Ketika dampak musim paceklik semakin terasa di masyarakat Makkah dan desa-desa sekitarnya, sejumlah warga datang ke Abu Thalib. Mereka datang untuk memohon pada paman Muhammad itu agar berdoa meminta hujan pada Tuhan.

“Abu Thalib, lembah-lembah menjadi kering. Keluarga kami kelaparan. Jadi, berdoalah pada Allah memohon hujan,” katanya salah satu di antara mereka.

Selepas Abdul Muthalib wafat, Abu Thalib memegang amanah sebagai pemimpin bani Hasyim sekaligus tokoh yang dipercaya menjaga ka’bah. Sebelum Abu Thalib berangkat ke ka’bah, ia menjemput keponakannya Muhammad. Bagi Abu Thalib, apalagi selama ia mengasuhnya, kehadiran Muhammad selalu membawa berkah. Di depan ka’bah, Abu Thalib berdoa kepada Allah didampingi Muhammad yang wajahnya menengadah ke langit. Tidak lama kemudian, guntur bergemuruh dan hujan pun turun dengan deras.

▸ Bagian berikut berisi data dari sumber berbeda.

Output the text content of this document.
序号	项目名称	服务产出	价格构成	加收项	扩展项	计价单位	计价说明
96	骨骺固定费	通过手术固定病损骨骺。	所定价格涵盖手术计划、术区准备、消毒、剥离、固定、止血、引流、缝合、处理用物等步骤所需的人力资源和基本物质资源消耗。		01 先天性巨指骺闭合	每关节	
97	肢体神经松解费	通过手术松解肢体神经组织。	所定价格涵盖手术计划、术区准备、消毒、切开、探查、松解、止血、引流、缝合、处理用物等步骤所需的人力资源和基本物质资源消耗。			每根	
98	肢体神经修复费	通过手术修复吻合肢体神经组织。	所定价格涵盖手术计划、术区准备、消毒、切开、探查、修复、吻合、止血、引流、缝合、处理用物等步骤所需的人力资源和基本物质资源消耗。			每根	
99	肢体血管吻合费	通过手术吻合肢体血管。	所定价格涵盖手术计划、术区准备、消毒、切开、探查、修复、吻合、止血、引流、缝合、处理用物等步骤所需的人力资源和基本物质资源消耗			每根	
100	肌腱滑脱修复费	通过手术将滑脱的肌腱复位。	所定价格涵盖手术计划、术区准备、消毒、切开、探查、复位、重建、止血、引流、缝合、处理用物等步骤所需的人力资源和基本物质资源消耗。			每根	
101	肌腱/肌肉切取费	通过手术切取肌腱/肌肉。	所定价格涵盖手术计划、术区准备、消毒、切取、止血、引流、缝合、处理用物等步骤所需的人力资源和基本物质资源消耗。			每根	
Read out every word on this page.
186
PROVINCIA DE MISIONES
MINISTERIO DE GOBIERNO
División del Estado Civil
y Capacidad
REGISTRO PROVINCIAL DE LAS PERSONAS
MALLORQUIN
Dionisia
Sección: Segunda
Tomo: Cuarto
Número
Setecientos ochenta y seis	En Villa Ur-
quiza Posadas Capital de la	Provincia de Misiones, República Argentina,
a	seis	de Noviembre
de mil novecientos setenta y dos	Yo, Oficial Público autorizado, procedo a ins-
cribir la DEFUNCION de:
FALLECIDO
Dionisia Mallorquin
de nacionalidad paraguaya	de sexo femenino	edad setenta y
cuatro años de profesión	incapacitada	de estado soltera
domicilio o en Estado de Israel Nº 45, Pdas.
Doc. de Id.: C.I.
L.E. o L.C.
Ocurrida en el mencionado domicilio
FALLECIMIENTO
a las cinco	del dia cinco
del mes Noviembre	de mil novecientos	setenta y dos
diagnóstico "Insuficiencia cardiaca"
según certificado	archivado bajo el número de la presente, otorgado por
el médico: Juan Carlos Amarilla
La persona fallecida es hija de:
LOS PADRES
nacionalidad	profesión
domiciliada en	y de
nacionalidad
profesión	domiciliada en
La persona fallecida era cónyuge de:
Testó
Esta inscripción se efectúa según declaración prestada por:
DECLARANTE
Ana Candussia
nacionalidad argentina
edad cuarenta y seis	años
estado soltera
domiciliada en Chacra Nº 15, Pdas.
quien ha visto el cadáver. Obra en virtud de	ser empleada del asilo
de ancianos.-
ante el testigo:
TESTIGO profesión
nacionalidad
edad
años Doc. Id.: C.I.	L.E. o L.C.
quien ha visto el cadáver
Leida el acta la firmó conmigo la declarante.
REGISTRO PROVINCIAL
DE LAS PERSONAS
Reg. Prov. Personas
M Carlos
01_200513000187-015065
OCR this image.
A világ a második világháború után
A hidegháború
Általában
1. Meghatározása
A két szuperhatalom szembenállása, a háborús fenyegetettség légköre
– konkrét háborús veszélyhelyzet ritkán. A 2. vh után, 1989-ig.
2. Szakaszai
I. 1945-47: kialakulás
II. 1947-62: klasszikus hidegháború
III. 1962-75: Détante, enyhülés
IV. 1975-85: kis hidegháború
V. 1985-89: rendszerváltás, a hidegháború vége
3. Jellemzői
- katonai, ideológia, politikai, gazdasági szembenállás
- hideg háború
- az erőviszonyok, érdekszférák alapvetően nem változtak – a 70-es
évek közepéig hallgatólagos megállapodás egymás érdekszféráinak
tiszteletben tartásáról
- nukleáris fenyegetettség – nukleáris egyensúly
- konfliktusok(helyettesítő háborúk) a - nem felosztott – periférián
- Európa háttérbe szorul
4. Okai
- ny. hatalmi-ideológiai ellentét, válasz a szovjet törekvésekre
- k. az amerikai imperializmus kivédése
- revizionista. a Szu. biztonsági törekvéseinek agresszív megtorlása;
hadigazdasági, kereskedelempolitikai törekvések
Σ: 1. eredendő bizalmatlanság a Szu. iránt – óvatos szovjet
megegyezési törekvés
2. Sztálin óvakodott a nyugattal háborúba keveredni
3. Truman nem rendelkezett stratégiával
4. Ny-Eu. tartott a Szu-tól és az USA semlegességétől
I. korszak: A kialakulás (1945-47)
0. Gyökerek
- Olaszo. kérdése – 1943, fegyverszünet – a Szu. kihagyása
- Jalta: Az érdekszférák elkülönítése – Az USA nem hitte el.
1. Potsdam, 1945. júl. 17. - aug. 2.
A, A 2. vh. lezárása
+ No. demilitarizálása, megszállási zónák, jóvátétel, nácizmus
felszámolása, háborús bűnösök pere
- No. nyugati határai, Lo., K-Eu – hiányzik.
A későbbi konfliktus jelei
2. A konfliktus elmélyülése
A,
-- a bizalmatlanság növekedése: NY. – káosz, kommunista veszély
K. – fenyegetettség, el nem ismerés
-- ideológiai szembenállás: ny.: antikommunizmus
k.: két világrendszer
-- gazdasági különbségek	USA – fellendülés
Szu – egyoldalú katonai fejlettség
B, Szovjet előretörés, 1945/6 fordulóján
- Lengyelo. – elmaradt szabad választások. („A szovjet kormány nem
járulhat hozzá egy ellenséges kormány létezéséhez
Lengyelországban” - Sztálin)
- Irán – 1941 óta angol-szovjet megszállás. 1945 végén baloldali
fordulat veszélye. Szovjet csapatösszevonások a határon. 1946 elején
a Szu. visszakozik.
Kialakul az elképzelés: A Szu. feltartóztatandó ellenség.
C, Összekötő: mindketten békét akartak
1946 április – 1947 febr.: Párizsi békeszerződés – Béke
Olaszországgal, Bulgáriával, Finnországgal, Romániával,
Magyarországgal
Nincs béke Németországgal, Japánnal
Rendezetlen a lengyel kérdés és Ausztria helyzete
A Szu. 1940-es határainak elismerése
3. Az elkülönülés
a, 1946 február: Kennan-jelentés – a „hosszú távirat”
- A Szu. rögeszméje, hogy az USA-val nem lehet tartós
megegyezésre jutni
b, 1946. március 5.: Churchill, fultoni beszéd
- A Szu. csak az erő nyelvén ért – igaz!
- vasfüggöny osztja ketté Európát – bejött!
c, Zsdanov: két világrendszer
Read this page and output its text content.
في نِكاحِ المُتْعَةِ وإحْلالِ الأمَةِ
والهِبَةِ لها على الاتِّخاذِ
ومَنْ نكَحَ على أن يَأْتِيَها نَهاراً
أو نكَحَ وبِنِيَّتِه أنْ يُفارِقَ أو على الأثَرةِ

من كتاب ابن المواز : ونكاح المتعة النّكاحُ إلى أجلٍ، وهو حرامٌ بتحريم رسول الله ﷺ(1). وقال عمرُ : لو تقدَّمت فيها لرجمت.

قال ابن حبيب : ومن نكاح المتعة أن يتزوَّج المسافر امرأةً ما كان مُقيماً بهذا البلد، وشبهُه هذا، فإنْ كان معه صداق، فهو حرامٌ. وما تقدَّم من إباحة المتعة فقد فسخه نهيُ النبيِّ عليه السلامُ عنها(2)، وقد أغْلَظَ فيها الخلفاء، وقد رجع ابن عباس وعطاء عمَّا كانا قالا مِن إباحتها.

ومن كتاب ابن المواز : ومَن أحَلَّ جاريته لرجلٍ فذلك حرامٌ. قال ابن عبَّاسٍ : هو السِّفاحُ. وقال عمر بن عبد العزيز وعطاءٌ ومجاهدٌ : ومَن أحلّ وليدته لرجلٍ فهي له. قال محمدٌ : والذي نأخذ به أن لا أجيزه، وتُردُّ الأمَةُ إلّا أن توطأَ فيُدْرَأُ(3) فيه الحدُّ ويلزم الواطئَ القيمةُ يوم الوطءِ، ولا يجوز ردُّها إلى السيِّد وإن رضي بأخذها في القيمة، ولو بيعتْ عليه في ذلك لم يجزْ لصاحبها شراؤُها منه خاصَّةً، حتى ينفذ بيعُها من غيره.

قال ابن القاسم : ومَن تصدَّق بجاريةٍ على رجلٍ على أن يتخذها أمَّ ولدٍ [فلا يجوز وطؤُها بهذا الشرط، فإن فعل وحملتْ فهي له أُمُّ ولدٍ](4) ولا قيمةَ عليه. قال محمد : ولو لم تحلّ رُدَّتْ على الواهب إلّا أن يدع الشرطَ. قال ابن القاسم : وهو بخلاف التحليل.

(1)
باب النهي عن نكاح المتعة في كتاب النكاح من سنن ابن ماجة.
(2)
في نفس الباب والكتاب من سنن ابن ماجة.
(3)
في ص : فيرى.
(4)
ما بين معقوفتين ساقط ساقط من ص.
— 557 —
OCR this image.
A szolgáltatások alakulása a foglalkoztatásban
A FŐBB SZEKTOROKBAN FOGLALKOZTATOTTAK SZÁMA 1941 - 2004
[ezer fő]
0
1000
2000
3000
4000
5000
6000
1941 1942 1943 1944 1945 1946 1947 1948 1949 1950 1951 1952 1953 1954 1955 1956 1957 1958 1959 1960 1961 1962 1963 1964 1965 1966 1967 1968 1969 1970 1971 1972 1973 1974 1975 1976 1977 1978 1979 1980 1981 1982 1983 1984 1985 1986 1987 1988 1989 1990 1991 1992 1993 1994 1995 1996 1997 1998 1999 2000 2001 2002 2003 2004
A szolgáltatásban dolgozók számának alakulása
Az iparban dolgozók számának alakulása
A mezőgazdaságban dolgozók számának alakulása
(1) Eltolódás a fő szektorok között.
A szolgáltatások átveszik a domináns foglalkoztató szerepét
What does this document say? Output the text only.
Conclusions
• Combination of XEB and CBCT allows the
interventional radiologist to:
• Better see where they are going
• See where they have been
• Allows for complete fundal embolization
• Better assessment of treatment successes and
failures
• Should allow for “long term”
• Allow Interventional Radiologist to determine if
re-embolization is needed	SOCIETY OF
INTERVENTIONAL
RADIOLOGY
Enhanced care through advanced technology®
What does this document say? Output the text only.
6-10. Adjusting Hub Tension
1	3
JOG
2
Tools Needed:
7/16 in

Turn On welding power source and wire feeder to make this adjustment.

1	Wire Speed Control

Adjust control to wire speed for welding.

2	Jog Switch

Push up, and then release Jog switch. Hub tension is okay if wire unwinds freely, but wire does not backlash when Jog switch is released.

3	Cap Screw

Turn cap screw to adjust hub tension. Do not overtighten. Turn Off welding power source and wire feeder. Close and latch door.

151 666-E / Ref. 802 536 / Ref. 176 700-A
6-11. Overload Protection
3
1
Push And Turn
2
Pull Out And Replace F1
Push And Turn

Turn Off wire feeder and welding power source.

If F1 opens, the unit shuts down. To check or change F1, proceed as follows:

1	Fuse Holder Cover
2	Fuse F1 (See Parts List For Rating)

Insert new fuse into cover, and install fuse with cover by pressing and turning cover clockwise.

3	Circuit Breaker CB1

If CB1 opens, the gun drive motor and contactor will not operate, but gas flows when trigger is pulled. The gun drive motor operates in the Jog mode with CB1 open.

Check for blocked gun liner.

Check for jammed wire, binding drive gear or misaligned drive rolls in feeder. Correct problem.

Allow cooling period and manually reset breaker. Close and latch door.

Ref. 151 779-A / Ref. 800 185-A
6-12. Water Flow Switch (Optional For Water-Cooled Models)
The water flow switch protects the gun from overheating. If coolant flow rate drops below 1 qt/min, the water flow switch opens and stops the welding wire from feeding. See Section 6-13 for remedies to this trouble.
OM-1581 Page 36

Melihat air hujan yang membasahi tanah Makkah dan desa-desa sekitarnya, Abu Thalib pulang dengan kecintaan pada Muhammad yang semakin besar. Apalagi, Abu Thalib telah mendengar dari sejumlah ulama Ahlul Kitab, baik Nasrani atau Yahudi, yang menyampaikan bahwa tanda-tanda nabi yang dinantikan semakin dekat kemunculannya. Kabar ini senantiasa mengingatkan Abu Thalib pada wasiat Ayahnya yang menyampaikan khusus padanya bahwa Muhammad kelak akan menjadi nabi.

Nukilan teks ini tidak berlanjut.